How to handle crash ( due to any reason ) during delta table merge on the target delta table ? Will it creates duplicate records if i re-ran partial failed (crash) merge command on the same target delta table but source delta table ( (some records have been updated or inserted) ) gets updated each time.
Assume the following scenario : (Note: Each record contains the primary key based on which merge is performed.)
In Run-1, we have source S1 with 10 records ( 5- update , 5- insert ) and Target with 100 records after merge, target delta table will contain 105 records.
In Run-2, we have source S2 with 5 records ( 2-update , 3- insert) and Target delta table with 105 records and merge have failed after writing partially ( 2 records have been inserted and 1 record have been updated ).

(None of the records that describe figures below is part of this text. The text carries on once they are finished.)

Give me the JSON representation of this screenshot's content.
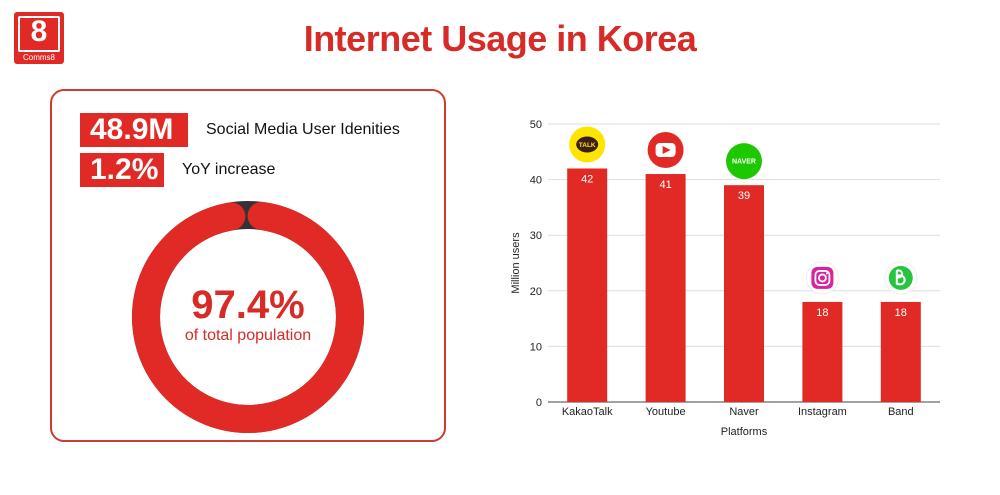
{
  "logo": {
    "digit": "8",
    "word": "Comms8"
  },
  "header": {
    "title": "Internet Usage in Korea"
  },
  "stats": [
    {
      "value": "48.9M",
      "label": "Social Media User Idenities"
    },
    {
      "value": "1.2%",
      "label": "YoY increase"
    }
  ],
  "donut": {
    "percent_label": "97.4%",
    "caption": "of total population",
    "fraction": 0.974,
    "fill_color": "#e12a25",
    "rest_color": "#333333"
  },
  "chart_data": {
    "type": "bar",
    "categories": [
      "KakaoTalk",
      "Youtube",
      "Naver",
      "Instagram",
      "Band"
    ],
    "values": [
      42,
      41,
      39,
      18,
      18
    ],
    "data_labels": [
      "42",
      "41",
      "39",
      "18",
      "18"
    ],
    "title": "",
    "xlabel": "Platforms",
    "ylabel": "Million users",
    "ylim": [
      0,
      50
    ],
    "yticks": [
      0,
      10,
      20,
      30,
      40,
      50
    ],
    "grid": true,
    "bar_color": "#e12a25",
    "icons": [
      "kakaotalk-icon",
      "youtube-icon",
      "naver-icon",
      "instagram-icon",
      "band-icon"
    ],
    "icon_texts": [
      "TALK",
      "",
      "NAVER",
      "",
      ""
    ]
  }
}
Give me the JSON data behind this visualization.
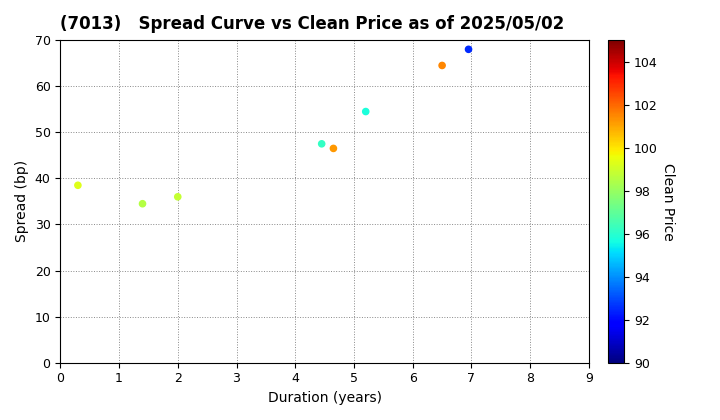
{
  "title": "(7013)   Spread Curve vs Clean Price as of 2025/05/02",
  "xlabel": "Duration (years)",
  "ylabel": "Spread (bp)",
  "colorbar_label": "Clean Price",
  "xlim": [
    0,
    9
  ],
  "ylim": [
    0,
    70
  ],
  "xticks": [
    0,
    1,
    2,
    3,
    4,
    5,
    6,
    7,
    8,
    9
  ],
  "yticks": [
    0,
    10,
    20,
    30,
    40,
    50,
    60,
    70
  ],
  "cmap_vmin": 90,
  "cmap_vmax": 105,
  "cmap_ticks": [
    90,
    92,
    94,
    96,
    98,
    100,
    102,
    104
  ],
  "points": [
    {
      "duration": 0.3,
      "spread": 38.5,
      "price": 99.3
    },
    {
      "duration": 1.4,
      "spread": 34.5,
      "price": 98.5
    },
    {
      "duration": 2.0,
      "spread": 36.0,
      "price": 98.8
    },
    {
      "duration": 4.45,
      "spread": 47.5,
      "price": 96.2
    },
    {
      "duration": 4.65,
      "spread": 46.5,
      "price": 101.2
    },
    {
      "duration": 5.2,
      "spread": 54.5,
      "price": 95.8
    },
    {
      "duration": 6.5,
      "spread": 64.5,
      "price": 101.5
    },
    {
      "duration": 6.95,
      "spread": 68.0,
      "price": 92.5
    }
  ],
  "marker_size": 20,
  "background_color": "#ffffff",
  "grid_color": "#888888",
  "title_fontsize": 12,
  "label_fontsize": 10,
  "tick_fontsize": 9,
  "colorbar_fontsize": 10
}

As above Run-2 have failed, we re-ran the job again. But this time S2 (source delta table got updated) will contain 7 records ( 3-update,4-insert) which includes the previous 5 records (2- update , 3- insert) + current 2 records ( 1 -update, 1- insert ) .
Note : In re-ran of Run-2 , all 7 records are unique.
So if perform merge again on the target delta table, will it insert the already inserted records and create duplicates ?
Note : Currently txnVersion & txnAppId is supported for overwrite, append , streaming merge.
Version :
delta version : 2.3.0
spark version : 3.3.2
hadoop version : 3.3
Any help on the above issue ?